St. Vincent Catholic Charities filed the lawsuit in the Western Michigan federal court, along with co-plaintiffs Melissa and Chad Buck and Shamber Fiore.

In addition to Michigan Attorney General Dana Nessel, they also sued the U.S. Department of Health and Human Services and Secretary Alex Azar; Michigan Health and Human Services director Robert Gordon; and Michigan Children’s Services Agency executive director Herman McCall.

St. Vincent accuses the state of forcing it and other faith-based agencies “to choose between following their faith and closing down a vital ministry.”

Attorney William Bloomfield of the Catholic Diocese of Lansing filed the lawsuit on the plaintiffs’ behalf, along with The Becket Fund for Religious Liberty.

The Bucks have fostered five special-needs children through St. Vincent, and they claim they wouldn’t be able to adopt one of the children’s siblings without the agency.

Fiore serves as a mentor with St. Vincent, which helped her “find a home and a loving family after escaping a past filled with trauma and abuse,” according to the lawsuit.

The plaintiffs claim the state “has threatened to take action against St. Vincent solely because the agency abides by its Catholic beliefs regarding marriage.”

They ask the court for an injunction, claiming violations of their First and 14th Amendment rights.

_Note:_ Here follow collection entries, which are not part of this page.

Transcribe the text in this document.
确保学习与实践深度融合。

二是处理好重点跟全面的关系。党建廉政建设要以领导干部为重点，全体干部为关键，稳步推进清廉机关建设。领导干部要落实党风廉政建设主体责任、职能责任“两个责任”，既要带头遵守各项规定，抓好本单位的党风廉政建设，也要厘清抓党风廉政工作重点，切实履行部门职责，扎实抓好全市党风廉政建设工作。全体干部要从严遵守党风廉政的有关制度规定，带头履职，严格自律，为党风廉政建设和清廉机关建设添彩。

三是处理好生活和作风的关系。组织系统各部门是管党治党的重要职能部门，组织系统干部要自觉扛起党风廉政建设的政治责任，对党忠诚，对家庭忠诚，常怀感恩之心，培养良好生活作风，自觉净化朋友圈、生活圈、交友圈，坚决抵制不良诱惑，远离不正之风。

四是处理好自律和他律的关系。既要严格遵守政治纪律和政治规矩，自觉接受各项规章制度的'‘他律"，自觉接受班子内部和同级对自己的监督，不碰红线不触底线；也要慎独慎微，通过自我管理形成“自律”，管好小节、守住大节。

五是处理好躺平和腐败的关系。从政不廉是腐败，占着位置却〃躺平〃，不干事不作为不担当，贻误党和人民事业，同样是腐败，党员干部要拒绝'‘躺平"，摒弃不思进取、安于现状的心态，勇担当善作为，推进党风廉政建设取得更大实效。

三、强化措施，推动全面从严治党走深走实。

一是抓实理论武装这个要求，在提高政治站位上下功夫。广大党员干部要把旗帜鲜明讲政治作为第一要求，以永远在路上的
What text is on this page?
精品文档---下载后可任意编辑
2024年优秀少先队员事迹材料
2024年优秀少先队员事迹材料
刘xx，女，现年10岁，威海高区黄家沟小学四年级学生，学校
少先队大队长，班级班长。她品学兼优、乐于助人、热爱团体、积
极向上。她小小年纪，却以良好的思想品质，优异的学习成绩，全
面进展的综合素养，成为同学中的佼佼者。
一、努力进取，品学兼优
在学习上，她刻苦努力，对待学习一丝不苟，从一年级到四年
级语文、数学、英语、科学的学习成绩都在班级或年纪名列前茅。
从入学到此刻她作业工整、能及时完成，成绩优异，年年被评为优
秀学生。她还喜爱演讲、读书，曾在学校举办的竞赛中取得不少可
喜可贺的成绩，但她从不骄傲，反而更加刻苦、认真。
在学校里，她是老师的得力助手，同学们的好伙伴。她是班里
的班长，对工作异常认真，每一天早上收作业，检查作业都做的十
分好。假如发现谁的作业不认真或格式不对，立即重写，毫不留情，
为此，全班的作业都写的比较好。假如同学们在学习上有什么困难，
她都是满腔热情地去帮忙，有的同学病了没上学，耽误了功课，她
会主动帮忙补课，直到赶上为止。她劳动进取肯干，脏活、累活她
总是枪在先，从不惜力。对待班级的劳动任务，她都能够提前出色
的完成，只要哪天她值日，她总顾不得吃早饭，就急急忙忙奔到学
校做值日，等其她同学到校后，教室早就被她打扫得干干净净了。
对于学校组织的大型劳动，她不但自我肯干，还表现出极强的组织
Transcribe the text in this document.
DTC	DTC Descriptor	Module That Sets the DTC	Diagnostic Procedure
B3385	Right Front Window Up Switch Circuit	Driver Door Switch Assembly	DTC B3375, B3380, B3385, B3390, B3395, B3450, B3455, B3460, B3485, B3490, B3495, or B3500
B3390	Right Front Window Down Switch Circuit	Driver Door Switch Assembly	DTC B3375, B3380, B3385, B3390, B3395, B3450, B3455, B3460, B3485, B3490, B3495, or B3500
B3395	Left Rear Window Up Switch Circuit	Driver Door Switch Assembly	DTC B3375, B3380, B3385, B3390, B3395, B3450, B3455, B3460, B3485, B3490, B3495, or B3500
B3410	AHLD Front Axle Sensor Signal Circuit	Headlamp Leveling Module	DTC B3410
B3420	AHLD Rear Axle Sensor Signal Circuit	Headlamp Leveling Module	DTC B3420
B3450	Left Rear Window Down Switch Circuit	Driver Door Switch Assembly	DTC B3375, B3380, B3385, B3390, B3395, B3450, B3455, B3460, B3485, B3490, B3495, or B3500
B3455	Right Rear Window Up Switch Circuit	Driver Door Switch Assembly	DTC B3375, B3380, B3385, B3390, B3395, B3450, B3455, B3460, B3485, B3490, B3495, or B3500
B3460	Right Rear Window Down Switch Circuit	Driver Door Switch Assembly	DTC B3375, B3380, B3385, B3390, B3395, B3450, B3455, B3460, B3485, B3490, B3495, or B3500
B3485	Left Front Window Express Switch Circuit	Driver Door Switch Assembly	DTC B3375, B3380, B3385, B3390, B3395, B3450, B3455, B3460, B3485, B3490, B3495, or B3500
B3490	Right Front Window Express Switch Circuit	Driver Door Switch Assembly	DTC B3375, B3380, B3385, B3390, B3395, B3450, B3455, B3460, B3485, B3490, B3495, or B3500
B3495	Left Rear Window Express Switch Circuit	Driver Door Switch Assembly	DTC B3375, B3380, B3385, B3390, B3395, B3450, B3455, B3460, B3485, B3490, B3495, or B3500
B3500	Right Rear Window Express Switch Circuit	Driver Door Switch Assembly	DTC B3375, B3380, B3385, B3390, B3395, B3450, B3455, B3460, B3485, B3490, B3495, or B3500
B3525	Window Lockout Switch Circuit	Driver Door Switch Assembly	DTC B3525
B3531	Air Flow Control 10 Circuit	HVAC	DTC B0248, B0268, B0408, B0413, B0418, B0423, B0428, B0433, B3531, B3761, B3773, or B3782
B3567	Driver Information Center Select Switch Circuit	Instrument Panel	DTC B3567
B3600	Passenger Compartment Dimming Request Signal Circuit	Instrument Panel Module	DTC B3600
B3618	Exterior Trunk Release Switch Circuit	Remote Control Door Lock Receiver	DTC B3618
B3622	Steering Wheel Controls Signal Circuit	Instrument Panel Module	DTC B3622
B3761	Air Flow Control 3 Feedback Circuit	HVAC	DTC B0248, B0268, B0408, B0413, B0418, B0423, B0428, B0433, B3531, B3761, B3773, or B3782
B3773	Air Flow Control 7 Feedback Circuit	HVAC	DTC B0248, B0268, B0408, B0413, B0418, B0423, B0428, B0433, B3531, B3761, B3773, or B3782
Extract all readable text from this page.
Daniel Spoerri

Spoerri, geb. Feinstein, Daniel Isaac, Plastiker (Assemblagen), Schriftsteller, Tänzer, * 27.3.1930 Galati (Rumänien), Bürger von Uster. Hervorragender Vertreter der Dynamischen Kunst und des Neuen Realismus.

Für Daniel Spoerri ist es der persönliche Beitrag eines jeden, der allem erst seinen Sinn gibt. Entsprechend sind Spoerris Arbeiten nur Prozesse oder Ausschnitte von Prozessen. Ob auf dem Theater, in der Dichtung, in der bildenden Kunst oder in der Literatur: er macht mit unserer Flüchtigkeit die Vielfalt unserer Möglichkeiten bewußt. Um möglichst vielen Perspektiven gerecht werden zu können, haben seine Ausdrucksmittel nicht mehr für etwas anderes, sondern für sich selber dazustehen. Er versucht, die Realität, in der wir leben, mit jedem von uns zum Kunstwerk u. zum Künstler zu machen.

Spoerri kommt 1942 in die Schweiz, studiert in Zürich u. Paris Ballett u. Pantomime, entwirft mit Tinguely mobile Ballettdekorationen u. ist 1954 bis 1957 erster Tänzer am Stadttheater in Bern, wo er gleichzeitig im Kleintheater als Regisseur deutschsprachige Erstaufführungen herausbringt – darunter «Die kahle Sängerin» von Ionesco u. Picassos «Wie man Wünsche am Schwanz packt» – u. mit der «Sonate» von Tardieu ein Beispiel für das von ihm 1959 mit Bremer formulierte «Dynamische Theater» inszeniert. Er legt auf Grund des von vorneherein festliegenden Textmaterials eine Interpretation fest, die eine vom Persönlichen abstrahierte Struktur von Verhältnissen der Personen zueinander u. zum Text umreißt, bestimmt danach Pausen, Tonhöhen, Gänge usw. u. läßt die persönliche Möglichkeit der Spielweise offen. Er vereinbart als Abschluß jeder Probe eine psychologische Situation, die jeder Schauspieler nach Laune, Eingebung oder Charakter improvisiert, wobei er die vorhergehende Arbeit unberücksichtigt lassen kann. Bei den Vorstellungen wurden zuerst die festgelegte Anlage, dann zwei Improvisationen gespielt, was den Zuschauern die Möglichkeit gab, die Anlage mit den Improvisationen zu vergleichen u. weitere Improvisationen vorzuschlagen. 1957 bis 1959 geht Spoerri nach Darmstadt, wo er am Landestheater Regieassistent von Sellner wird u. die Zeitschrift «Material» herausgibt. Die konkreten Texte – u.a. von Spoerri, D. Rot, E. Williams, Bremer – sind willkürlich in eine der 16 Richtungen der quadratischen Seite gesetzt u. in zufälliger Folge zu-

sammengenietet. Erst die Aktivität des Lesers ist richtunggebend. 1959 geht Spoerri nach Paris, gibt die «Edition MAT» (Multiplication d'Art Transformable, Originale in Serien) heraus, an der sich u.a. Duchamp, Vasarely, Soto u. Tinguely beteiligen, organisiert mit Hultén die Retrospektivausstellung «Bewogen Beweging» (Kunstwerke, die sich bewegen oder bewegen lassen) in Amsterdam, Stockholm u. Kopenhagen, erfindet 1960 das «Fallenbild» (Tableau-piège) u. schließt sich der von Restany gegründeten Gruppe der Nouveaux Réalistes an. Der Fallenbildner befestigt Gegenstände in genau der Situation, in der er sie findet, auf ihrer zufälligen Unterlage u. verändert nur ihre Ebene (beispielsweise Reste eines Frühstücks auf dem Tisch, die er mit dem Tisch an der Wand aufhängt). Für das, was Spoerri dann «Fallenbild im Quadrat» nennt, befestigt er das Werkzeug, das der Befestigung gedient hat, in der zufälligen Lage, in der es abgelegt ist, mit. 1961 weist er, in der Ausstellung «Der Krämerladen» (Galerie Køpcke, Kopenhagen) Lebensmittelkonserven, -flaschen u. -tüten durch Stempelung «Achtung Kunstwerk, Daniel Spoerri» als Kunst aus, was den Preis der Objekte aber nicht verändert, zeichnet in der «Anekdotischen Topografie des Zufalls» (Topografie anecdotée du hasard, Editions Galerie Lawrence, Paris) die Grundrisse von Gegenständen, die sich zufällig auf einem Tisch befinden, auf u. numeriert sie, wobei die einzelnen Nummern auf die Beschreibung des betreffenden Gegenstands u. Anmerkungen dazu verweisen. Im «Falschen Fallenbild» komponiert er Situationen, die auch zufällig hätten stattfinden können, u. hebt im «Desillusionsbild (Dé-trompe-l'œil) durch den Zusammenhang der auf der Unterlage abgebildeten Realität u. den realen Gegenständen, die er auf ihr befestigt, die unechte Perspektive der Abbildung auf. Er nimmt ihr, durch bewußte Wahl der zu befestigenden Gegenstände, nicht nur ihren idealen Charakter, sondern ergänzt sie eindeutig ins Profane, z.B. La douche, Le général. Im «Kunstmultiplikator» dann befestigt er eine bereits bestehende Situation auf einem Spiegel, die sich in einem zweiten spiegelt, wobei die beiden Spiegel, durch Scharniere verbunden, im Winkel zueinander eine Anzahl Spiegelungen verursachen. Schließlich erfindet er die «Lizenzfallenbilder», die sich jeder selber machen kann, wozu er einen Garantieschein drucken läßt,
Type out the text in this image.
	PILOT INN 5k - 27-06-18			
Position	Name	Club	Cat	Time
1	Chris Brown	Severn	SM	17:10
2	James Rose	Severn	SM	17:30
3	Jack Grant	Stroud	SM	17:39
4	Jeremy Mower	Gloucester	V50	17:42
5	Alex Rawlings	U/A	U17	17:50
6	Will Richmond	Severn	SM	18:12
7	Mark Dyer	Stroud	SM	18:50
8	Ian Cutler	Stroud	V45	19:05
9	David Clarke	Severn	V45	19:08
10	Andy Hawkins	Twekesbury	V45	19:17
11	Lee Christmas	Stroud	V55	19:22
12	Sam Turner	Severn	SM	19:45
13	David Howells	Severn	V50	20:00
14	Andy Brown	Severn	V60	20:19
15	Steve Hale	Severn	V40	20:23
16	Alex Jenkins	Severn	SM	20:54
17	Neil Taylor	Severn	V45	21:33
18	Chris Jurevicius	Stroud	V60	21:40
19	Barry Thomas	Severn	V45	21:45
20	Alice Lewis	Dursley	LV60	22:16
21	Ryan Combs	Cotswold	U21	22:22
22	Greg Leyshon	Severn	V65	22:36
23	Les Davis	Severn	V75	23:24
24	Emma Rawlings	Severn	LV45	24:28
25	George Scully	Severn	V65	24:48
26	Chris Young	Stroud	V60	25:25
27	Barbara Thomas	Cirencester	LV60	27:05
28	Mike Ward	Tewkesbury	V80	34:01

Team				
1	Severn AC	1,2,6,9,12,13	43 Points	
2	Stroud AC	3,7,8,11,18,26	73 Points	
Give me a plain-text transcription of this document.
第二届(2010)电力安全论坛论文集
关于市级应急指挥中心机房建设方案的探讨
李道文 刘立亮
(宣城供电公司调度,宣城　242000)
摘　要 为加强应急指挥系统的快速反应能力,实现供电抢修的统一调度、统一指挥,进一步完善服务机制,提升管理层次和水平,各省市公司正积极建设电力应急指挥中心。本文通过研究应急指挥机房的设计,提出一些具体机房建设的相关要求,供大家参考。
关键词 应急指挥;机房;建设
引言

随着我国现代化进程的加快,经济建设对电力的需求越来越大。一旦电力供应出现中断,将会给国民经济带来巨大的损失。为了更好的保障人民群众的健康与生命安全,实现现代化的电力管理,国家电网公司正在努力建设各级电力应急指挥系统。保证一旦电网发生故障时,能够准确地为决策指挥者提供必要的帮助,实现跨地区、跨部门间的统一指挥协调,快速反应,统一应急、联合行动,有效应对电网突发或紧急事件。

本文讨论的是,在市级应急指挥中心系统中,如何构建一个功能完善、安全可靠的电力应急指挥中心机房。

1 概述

“No same-sex couple has been prevented from fostering or adopting a child by St. Vincent,” the plaintiffs say, adding the agency refers same-sex couples to foster programs that can help them.

Through the state’s Michigan Adoptive Resources Exchange, the lawsuit states, a same-sex couple could adopt a child who is placed with one of St. Vincent’s foster families.

St. Vincent objected to the state’s requirement that it recommend LGBTQ prospective parents for foster-care licenses.

“Were St. Vincent to fail to comply with this regulation, MDHHS will cut St. Vincent’s funding and refuse to continue contracting with the agency,” the plaintiffs claim.

They also note that other state-licensed agencies are allowed to specialize in placing students with families that are black, Native American or have experience with developmentally disabled children.

In 2017, the American Civil Liberties Union sued Michigan Health and Human Services on behalf of two couples who claimed St. Vincent and another agency had referred them elsewhere based on their sexual orientation.

The plaintiffs intervened in that lawsuit in March 2018, but they did not join in its settlement last month.  They claimed that Attorney General Nessel “directed MDHHS to change its internal policy regarding permitting private child placing agencies to refer couples to other agencies.”

The lawsuit quotes Nessel as stating that “the United States Department of Health and Human Services requires that states’ Title IV-E-funded programs prohibit discrimination on the basis of sexual orientation or gender identity.”

Therefore, faith-based agencies are no longer allowed to refer same-sex couples to other agencies or to refuse to process their adoption applications, according to the lawsuit.

St. Vincent noted its adoption contract is up for renewal in October, and it “reasonably fears that the state will refuse to renew the contract on the basis of St. Vincent’s religious beliefs and practices.”

“If St. Vincent is unable to receive referrals from or contract with the state,” the plaintiffs say, “it will be forced to close its foster care and adoption programs, ending a decades-old religious ministry and reducing the number of agencies available to serve families and children in need.”

Melissa Buck said, “We are hopeful that the courts will step in, do the right thing and allow faith-based agencies to continue to help vulnerable families like mine.”